L’islam sera spirituel ou ne sera plus
Éric Geoffroy Paris, Le Seuil, 2009
Le titre fait penser à une prédiction alors qu’il s’apparenterait plus à une mise en garde adressée à ceux parmi les exégètes de l’islam qui continuent à enfermer l’islam dans le carcan des écoles de la jurisprudence. À ce propos, l’auteur est l’un des premiers islamologues à réfuter l’idée de « fermeture des portes de l’ijtihad » ou arrêt de « l’effort d’interprétation » ou de la recherche persévérante en matière d’exégèse de l’islam pour expliquer le retard pris par les pays musulmans. Il rappelle en effet que ce sont les docteurs de la foi qui ont figé cette évolution et qui sont en grande partie responsables de cette « sclérose » par leur codification du « fiqh » (droit coranique), faisant ainsi passer la « loi » par les processus raisonnés qu’elle implique avant la foi. Il conçoit volontiers que ce sont : « les formes religieuses de la sclérose qui se manifestent en climat musulman [qui] sont avant tout le résultat d’évolutions géopolitiques, culturelles et sociales. »

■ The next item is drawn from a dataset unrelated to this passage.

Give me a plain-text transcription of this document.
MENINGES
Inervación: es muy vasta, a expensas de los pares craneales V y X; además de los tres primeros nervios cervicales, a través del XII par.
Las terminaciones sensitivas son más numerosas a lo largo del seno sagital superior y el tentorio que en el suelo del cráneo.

Cette analyse que l’on retrouvera tout au long de l’ouvrage est remarquable de clarté et de pertinence car, non seulement elle remet sur le tapis le débat jusque-là toujours esquivé sur le retard (fixisme) des sociétés islamiques mais surtout elle en attribue très clairement la responsabilité aux quatre grandes écoles juridiques (madhahib) qui ont imposé leur diktat au détriment de l’esprit même de « l’ijtihad » qui donne la primauté à l’effort individuel sur l’effort collectif.
Il en appelle donc au renouvellement de la pensée islamique grâce à l’implication de chaque croyant et non pas seulement des spécialistes. Cette rénovation de la religion passe par le dépassement du juridisme ancien et surtout par la quête de spiritualité. C’est le deuxième volet important du livre car il énumère et analyse les raisons du désintérêt des jeunes pour la spiritualité en général avant d’arriver à la conclusion que le retour progressif aux valeurs spirituelles demeure la seule réponse possible à l’angoisse de plus en plus préoccupante des jeunes face à un monde dans lequel ils ne retrouvent plus les repères nécessaires. Il renvoie dos à dos « la compréhension sclérosée de la shari’à » et « l’utopie consumériste » car l’une mène au littéralisme desséchant et peut susciter l’intégrisme religieux et l’autre à l’errance morale voire à l’intégrisme laïciste. Il fonde son analyse sur le lien indissociable entre la postmodernité qui « signe l’effondrement de la religion » et le besoin de spiritualité. Du reste, on observe que celle-ci gagne du terrain depuis l’apparition d’un islam radical, du terrorisme et de l’émergence d’un certain nombre de nébuleuses islamistes.
Enfin, le troisième volet consacré au soufisme devrait pouvoir figurer parmi les études de référence pour qui veut s’intéresser à la spiritualité en islam, connaître le sens véritable du message coranique et l’apport considérable de l’islam à la pensée universelle. Nous sommes invités à un véritable voyage dans l’univers soufi, au sein des confréries dont il lève une partie du voile. On devine assez qu’il est adepte d’une « tariqa » (voie) et on se laisse volontiers guider dans un univers où pour lui, l’ésotérisme n’est pas forcément synonyme de mystère et où la spiritualité a toujours servi dès la révélation coranique, à aider l’homme dans sa recherche de la perfection. Le long développement qu’il nous propose sur l’évolution du soufisme et sur l’attrait qu’il exerce de plus en plus sur les musulmans, mais pas seulement, nous amène à partager avec lui la réflexion au sujet de la perception que nous avons aujourd’hui de l’islam et de la nécessité de faire œuvre d’ouverture et de pédagogie pour opérer une véritable révolution au sein de la société islamique. Cette évolution ou plutôt ce renouvellement (tajdid) s’avère pour l’auteur indispensable et ne peut passer que par plus de spiritualité, condition indispensable pour la survie de l’islam. Est-ce un diagnostic ou est-ce une thérapie ? Pour l’auteur, l’islam ne peut être que spirituel et c’est pour lui la seule alternative possible.